The story that follows is known. Violence was increasing, reaching its climax in the so-called “blue night”, from March 4 to 5, 1962, during which 117 bombs exploded throughout the city, detonated by the French extremists of the OAS (Army Organization Secret), and that would eventually lead to France granting independence to its colony in July of that same year, already fed up with such spiraling violence. For his interest, I quote the complete fragment: “In the Marnia barracks, black Africans were trained – in total they would form a battalion – for guerrilla warfare in their respective countries. The majority came from the Portuguese colonies, and God knows how many detours they had reached the Maghreb. There were also men from Cameroon, Congolese, and South African members of the African National Congress (ANC). We shot in detail the military exercises of these future resistance guerrillas. The Algerian monitors chased their black pupils through the rocky enclosure, fired in such a way that the bullets passed almost touching their heads and harassed them by barbed wire and obstacles until total exhaustion. Then, the ‘freedom fighters’ went singing to their barracks”.

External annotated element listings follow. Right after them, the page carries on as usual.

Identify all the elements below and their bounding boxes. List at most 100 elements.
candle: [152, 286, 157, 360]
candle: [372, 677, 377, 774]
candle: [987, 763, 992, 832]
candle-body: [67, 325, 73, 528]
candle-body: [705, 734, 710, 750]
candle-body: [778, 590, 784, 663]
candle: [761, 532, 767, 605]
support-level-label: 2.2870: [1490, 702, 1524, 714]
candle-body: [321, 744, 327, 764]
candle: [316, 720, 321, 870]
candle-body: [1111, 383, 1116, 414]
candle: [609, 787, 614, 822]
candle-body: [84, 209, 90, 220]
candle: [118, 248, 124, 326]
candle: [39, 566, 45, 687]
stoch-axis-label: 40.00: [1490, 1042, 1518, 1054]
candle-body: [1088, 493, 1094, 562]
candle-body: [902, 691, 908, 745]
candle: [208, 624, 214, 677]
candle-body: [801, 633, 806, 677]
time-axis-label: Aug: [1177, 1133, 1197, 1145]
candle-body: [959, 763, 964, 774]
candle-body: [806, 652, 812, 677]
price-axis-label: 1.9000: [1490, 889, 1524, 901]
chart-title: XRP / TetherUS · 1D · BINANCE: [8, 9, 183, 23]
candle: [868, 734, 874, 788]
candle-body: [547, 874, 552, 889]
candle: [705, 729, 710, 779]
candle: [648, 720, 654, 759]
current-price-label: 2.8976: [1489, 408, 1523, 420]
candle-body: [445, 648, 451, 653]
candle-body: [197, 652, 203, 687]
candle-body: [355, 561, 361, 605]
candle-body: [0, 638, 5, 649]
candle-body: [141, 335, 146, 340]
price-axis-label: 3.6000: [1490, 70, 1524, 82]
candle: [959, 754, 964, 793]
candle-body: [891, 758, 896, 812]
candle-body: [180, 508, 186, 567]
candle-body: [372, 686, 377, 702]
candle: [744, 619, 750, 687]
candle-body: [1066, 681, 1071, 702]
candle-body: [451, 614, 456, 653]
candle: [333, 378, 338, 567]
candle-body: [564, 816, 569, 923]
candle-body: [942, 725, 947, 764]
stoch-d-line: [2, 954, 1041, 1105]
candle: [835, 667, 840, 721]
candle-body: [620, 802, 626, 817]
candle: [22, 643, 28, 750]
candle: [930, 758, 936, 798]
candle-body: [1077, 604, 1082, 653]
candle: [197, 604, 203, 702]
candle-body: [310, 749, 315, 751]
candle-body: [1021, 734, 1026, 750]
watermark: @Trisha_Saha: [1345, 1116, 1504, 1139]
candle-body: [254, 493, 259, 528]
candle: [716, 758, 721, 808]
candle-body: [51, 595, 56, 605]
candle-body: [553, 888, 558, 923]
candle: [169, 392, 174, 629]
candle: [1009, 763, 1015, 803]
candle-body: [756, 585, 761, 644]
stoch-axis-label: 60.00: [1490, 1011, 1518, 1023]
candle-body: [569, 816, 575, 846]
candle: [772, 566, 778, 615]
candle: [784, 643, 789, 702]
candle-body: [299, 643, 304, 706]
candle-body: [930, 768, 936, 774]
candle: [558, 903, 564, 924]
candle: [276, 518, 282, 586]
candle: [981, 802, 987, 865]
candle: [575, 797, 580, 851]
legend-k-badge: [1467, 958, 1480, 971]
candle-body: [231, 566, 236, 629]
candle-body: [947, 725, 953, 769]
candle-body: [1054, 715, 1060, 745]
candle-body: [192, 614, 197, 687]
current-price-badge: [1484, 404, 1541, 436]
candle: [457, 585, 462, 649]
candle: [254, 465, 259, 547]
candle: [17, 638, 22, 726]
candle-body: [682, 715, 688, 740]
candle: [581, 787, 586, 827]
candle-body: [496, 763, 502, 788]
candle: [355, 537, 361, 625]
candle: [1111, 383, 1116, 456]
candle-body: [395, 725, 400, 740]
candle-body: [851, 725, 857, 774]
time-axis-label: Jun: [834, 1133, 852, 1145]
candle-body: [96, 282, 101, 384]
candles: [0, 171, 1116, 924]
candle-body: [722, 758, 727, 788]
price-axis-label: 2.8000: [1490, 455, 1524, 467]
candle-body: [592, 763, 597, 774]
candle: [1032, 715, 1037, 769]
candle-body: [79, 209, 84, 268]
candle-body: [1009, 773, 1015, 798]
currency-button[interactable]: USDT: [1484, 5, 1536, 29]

Undoubtedly, in the history of “Western” cinema, mostly Hollywood, an image of fully demonized Arabic has been built. In the documentary Reel Bad Arabs in which the author of the book, with the same title, Jack G. Shaheen, takes a tour of a large number of films that have negatively represented the Arabs, whether Palestinian, Algerian or Egyptian; These always appear as criminals or traitors. He also names some realistic representations of the Arabs, but their amount is much smaller. What interests the author is how these representations are linked to the country’s politics, in the case of Hollywood to the United States, and affect public opinion to support or repeal certain policies. The author suggests that cinema participates in the manipulation of public opinion about certain groups of people.
The film The Battle of Algiers gives us the beginning of the humanization of the other since the fact that it shows the other represented without dehumanizing it makes the film a tool for this process. In addition to the violence exerted by the colonized and the recognition of this other (settler) to humanize, the same book by Frantz Fanon that, by including, like Anna Politkovskaya in his Chechen work, Russian Dishonor, medical cases of both as the other side and make them talk, they help humanize the one who is suffering, seemingly far away or see the person hiding behind the band that does not show the value of those lives like ours.